In about two weeks, I was able to learn enough of Unity to generate thousands of images and annotations of Coke cans and train an object detection model that works shockingly well in the real world. I found this tutorial particularly helpful.

Limitations of synthetic data

While I’m bullish on the future of synthetic data for machine learning, there are a few limitations. Some of them are technical, while others are related to business:

Simple, singular tasks like “detect this specific product” are easy, but more complex tasks like “detect hundreds of species of animals” are still difficult.
We don’t have great tools to generate non-visual data such as text or speech.
If you don’t have a good physical model, it’s hard to generate high quality data. How do we generate synthetic MRI data from a brain without a detailed digital model of a brain to begin with?
From a business perspective, synthetic data turns many models into commodities in the long run.

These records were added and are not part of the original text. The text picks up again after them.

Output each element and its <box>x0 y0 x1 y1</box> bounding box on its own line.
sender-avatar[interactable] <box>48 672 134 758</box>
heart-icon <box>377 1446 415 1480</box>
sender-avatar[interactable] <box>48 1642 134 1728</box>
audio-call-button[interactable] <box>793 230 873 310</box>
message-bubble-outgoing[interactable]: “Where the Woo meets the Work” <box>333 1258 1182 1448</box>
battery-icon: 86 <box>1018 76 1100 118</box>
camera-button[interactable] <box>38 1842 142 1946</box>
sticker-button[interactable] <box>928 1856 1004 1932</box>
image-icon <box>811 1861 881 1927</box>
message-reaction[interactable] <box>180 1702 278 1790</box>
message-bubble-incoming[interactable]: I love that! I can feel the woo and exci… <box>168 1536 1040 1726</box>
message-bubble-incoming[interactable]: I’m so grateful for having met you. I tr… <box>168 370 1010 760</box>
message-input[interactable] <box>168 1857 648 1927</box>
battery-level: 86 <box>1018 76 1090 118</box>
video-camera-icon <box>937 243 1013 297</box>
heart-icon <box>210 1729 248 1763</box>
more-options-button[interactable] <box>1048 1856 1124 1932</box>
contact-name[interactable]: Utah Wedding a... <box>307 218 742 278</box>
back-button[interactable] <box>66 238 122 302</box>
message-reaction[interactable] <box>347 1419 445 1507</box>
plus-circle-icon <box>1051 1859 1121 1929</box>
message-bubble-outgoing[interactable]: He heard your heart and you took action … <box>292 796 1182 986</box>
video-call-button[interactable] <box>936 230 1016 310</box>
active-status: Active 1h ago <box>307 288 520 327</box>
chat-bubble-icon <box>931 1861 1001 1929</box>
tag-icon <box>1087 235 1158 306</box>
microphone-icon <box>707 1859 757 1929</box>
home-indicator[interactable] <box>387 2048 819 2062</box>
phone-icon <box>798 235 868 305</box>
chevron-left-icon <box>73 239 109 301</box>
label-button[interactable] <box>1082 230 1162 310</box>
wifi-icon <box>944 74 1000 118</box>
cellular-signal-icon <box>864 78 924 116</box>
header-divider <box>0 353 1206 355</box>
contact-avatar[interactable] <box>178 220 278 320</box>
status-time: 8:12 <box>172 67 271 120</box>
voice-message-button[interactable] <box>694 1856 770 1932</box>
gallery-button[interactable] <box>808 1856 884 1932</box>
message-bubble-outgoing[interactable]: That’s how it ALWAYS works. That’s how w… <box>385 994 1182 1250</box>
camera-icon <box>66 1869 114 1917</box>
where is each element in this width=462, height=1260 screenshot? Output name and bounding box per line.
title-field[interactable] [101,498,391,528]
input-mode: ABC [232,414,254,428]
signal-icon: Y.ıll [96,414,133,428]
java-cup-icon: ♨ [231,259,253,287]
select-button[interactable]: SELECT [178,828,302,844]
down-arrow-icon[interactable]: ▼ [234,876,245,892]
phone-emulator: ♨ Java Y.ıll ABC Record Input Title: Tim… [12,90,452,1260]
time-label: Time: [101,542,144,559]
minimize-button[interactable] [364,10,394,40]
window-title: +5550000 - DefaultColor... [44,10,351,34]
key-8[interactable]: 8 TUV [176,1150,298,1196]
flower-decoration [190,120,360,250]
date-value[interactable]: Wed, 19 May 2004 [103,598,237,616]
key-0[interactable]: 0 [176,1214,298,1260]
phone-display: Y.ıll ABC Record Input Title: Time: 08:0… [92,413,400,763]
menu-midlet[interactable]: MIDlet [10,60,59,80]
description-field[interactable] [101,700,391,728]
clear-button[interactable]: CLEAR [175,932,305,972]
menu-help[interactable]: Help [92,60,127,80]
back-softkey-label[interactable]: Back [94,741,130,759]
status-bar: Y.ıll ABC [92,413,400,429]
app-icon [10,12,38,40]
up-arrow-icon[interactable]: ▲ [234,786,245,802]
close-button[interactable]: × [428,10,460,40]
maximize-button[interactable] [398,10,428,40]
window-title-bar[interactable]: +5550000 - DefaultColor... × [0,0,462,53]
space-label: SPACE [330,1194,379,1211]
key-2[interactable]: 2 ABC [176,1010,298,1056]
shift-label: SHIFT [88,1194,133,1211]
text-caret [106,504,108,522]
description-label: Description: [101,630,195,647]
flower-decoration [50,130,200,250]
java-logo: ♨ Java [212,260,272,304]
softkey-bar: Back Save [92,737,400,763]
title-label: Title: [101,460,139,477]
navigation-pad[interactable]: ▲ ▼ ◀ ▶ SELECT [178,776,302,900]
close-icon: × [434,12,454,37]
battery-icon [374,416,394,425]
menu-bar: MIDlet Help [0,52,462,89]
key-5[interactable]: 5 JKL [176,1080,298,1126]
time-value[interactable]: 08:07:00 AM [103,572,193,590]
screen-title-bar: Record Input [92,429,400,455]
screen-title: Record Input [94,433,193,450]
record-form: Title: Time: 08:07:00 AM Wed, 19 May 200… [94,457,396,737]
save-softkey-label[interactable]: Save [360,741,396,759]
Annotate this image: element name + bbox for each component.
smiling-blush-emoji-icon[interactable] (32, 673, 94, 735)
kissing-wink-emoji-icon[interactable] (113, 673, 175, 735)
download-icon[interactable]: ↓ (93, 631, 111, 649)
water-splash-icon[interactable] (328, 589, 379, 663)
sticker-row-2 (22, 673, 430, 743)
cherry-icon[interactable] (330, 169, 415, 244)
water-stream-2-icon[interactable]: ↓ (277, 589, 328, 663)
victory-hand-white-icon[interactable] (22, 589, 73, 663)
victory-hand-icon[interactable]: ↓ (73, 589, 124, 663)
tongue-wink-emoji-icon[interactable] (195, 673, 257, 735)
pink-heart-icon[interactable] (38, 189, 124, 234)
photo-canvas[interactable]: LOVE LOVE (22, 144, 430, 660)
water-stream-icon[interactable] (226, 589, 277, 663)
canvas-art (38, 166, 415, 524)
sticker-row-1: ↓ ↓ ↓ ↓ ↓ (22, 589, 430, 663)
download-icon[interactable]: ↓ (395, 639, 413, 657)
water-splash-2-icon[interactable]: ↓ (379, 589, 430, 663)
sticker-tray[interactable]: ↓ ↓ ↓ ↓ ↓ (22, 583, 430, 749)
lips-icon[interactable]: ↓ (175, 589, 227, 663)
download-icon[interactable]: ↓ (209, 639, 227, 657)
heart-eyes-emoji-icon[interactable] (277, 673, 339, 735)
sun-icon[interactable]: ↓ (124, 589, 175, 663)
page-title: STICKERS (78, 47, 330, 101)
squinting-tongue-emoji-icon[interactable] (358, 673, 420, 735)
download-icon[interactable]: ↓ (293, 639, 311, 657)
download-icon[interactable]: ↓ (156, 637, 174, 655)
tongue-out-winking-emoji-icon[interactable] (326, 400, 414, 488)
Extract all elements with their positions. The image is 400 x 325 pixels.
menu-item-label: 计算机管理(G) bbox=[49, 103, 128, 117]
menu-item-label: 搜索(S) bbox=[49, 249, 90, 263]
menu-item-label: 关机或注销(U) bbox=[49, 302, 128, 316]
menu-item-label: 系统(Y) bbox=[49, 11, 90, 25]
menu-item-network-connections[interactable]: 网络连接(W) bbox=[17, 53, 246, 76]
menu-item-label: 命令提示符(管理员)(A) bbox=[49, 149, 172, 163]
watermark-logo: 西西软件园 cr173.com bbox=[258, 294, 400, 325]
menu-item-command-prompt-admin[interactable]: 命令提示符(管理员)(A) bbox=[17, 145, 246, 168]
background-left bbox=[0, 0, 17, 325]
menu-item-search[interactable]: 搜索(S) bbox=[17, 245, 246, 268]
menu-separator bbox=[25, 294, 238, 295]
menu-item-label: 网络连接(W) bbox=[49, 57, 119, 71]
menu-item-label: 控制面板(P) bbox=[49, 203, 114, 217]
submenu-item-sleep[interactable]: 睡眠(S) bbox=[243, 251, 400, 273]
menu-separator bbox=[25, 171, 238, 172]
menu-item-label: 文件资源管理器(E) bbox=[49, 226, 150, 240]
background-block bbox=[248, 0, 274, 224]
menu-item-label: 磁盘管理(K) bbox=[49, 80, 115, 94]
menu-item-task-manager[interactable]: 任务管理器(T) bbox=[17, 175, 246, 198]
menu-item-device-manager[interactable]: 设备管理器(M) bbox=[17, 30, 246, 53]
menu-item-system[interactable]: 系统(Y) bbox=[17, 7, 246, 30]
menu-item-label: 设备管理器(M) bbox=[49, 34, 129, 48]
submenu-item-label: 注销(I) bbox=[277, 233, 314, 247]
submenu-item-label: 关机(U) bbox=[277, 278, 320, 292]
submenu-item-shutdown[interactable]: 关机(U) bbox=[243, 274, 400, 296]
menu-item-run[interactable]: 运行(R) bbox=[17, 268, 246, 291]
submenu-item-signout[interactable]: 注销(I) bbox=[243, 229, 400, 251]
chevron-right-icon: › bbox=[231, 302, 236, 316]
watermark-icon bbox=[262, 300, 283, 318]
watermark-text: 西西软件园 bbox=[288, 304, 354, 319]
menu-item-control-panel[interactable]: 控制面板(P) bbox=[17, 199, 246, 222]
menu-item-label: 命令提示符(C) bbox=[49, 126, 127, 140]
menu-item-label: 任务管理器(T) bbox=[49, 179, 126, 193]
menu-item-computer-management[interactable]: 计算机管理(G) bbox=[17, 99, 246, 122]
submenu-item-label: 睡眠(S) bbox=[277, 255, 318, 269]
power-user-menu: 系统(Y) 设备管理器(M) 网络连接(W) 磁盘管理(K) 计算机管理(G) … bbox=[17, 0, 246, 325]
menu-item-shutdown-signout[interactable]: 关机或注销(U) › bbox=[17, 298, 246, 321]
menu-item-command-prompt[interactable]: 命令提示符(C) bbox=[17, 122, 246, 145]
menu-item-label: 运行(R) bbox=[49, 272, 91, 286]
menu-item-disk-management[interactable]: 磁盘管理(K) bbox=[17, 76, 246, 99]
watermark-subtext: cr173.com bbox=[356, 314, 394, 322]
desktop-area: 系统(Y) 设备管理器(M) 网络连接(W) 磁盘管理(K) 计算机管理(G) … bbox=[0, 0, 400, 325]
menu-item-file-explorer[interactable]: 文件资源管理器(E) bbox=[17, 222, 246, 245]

If data required to train a model can be generated for nearly any object, what does that do to the value of the resulting model?
Companies selling synthetic data have an alignment problem with customers. Customers want the data to train the model, but if it’s the model that’s valuable, these companies should keep the data they generate and license the model instead. Will customers accept this?

Conclusion

Synthetic data is going to make machine learning accessible to a huge number of people and problems. Computer vision tasks will be the lowest hanging fruit thanks to advanced rendering software that can produce photorealistic images and accompanying annotations. Generating enough data to train a model will soon be as easy as finding an appropriate 3D render of an object in an asset store.